Real world differences in human capital investment decisions between two types of workers.

Topic: Real world differences in human capital investment decisions between two types of workers. In class we have discussed how workers might make different decisions because they vary in any or some or all of the following:

-Preferences (e.g. personal discount rate)

-Opportunities (e.g. access to credit markets borrowing or lending)

-Costs (e.g. language barriers)

-Abilities (e.g. skills that translate to national versus local markets)

Examples of investments in human capital include:

-schooling decision of any kind (college, graduate, professional, vocational school),

-decision to relocate for a job or for a job search,

-decisions to acquire skills (internships, online courses, professional development).

General advice: Always choose a topic that is interesting to you. You might be curious about:

-a particular industry

-geographical region or country

-time period

-demographic subgroup(s) including race, gender, socio-economic status, cultural sub-group, etc.

-marketable skill

-effects of changes in: production processes, wage differences, unemployment rates

-effect of a change in policy (ex. increased financial aid from universities over time)

Prompt:

1.Find either an economics research article (the database EconLit is a good one to search, ) or an article from a reputable news source that

a)Compares two groups human capital investment decisions, or

b)Compares the human capital decision of one group before and after a change.

2.Identify a choice between two options that you are going to model. (Ignore any other options and simplify your paper to focus on only two options, such as graduate school or not.) Briefly explain how you would set up the choice. Because this is a real world comparison of options, it probably will not be as simple as the equations we put on the board: that is, more than the wage may vary over two schooling choices.

3.Be very specific about your assumptions about the two groups. State which group is the reference group, how the groups are similar and/or different, and how the second groups incentives, choices, and outcomes compare to the first.

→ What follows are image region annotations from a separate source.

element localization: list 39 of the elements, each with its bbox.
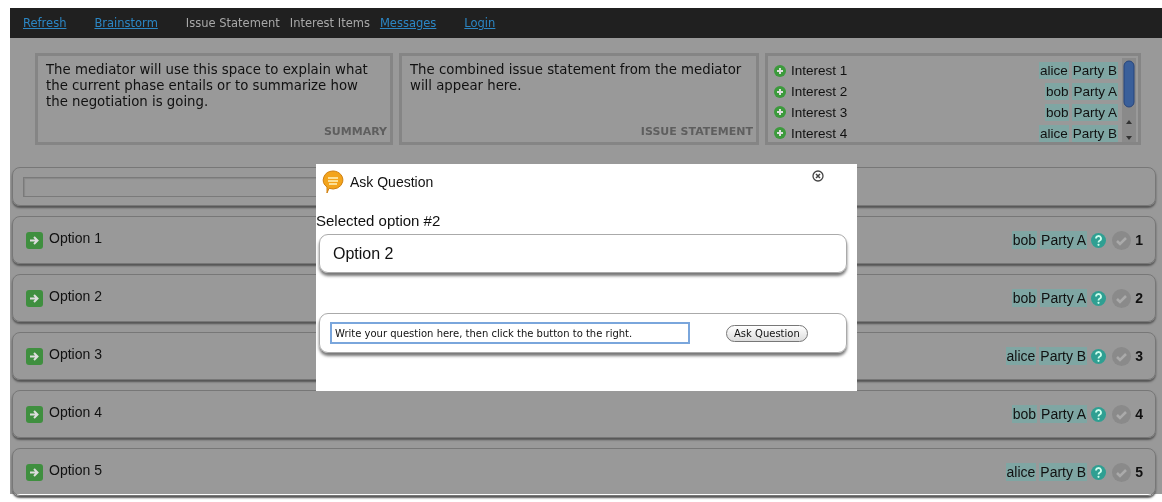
party-tag: Party A <box>1040 289 1088 307</box>
selected-option-text: Option 2 <box>332 244 395 264</box>
option-label: Option 1 <box>49 230 103 246</box>
user-tag: bob <box>1044 103 1070 121</box>
interest-label: Interest 4 <box>791 125 849 141</box>
user-tag: alice <box>1005 463 1037 481</box>
party-tag: Party B <box>1039 463 1088 481</box>
option-label: Option 4 <box>49 404 103 420</box>
user-tag: alice <box>1005 347 1037 365</box>
party-tag: Party B <box>1071 62 1118 80</box>
interest-label: Interest 3 <box>791 104 849 120</box>
party-tag: Party A <box>1072 83 1118 101</box>
user-tag: bob <box>1011 289 1038 307</box>
interest-label: Interest 2 <box>791 84 849 100</box>
user-tag: bob <box>1011 231 1038 249</box>
option-number: 4 <box>1135 406 1143 422</box>
summary-text: The mediator will use this space to explain what the current phase entails or to summarize how the negotiation is going. <box>46 62 369 110</box>
option-number: 5 <box>1135 464 1143 480</box>
party-tag: Party A <box>1040 405 1088 423</box>
party-tag: Party B <box>1039 347 1088 365</box>
summary-caption: SUMMARY <box>323 124 387 140</box>
interest-label: Interest 1 <box>791 63 849 79</box>
option-number: 2 <box>1135 290 1143 306</box>
party-tag: Party A <box>1072 103 1118 121</box>
user-tag: alice <box>1038 62 1069 80</box>
user-tag: bob <box>1044 83 1070 101</box>
party-tag: Party A <box>1040 231 1088 249</box>
option-number: 1 <box>1135 232 1143 248</box>
issue-statement-caption: ISSUE STATEMENT <box>640 124 753 140</box>
user-tag: bob <box>1011 405 1038 423</box>
party-tag: Party B <box>1071 124 1118 142</box>
user-tag: alice <box>1038 124 1069 142</box>
issue-statement-text: The combined issue statement from the mediator will appear here. <box>410 62 743 94</box>
option-label: Option 2 <box>49 288 103 304</box>
option-label: Option 3 <box>49 346 103 362</box>
dialog-heading: Selected option #2 <box>316 212 442 229</box>
dialog-title: Ask Question <box>350 174 435 190</box>
option-label: Option 5 <box>49 462 103 478</box>
option-number: 3 <box>1135 348 1143 364</box>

4.Based on the model you have described (which is based on our discussions in class), predict how the groups human capital investment decisions would compare: (e.g. modern day, minority male college graduates are more likely to go to business school than minority male, college graduates in the 90s.) Be careful to explain why this prediction makes sense.

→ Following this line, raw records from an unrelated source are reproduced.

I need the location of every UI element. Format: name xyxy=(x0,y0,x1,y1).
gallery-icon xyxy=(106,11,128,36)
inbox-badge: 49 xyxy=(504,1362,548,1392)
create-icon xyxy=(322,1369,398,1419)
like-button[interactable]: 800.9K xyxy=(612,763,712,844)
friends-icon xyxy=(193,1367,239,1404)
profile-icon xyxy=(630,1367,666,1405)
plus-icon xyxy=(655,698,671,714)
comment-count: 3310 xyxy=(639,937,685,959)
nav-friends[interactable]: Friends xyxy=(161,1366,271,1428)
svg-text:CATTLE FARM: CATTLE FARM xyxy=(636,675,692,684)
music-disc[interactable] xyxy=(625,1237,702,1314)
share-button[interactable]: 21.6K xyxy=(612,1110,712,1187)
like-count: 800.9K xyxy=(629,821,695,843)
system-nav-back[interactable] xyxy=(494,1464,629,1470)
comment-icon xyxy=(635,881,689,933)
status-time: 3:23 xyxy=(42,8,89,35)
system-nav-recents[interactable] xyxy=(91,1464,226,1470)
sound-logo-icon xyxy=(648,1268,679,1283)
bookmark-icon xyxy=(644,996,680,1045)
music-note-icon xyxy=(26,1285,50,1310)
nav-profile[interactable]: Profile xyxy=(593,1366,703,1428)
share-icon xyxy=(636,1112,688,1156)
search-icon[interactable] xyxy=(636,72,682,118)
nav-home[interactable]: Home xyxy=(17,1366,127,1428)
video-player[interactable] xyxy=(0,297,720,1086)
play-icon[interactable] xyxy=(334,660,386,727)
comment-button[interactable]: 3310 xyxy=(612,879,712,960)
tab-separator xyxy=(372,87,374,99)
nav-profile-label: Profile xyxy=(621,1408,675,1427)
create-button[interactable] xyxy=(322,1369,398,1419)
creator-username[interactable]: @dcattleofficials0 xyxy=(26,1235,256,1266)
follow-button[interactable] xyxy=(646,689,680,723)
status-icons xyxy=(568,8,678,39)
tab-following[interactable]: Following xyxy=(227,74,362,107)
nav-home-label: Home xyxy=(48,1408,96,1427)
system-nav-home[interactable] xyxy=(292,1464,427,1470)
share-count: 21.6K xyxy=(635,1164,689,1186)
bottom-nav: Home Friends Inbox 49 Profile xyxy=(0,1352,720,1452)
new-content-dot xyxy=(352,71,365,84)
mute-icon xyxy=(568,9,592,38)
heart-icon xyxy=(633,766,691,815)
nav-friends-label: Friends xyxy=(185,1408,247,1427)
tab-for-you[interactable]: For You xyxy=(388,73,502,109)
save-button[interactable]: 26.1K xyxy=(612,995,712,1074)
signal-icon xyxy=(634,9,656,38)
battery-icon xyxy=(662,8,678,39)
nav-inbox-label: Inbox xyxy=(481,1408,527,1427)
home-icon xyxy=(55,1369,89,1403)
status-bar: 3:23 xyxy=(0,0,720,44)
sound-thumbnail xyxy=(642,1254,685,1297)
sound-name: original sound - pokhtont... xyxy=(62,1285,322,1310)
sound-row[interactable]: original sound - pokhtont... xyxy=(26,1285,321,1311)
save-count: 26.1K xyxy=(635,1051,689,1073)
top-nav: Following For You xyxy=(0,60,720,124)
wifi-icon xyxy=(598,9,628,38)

5.Briefly compare your prediction to the articles prediction or description of outcomes. Do they agree? Why or why not? It is perfectly fine to set up a model that disagrees with the article. For example, you may predict that more college students will try to get internships in a recession when the article predicts there will be more in a strong economy. What matters is that you explain why you think one way (based on your model) and, if the article disagrees, where you and the article might have parted ways in making your assumptions.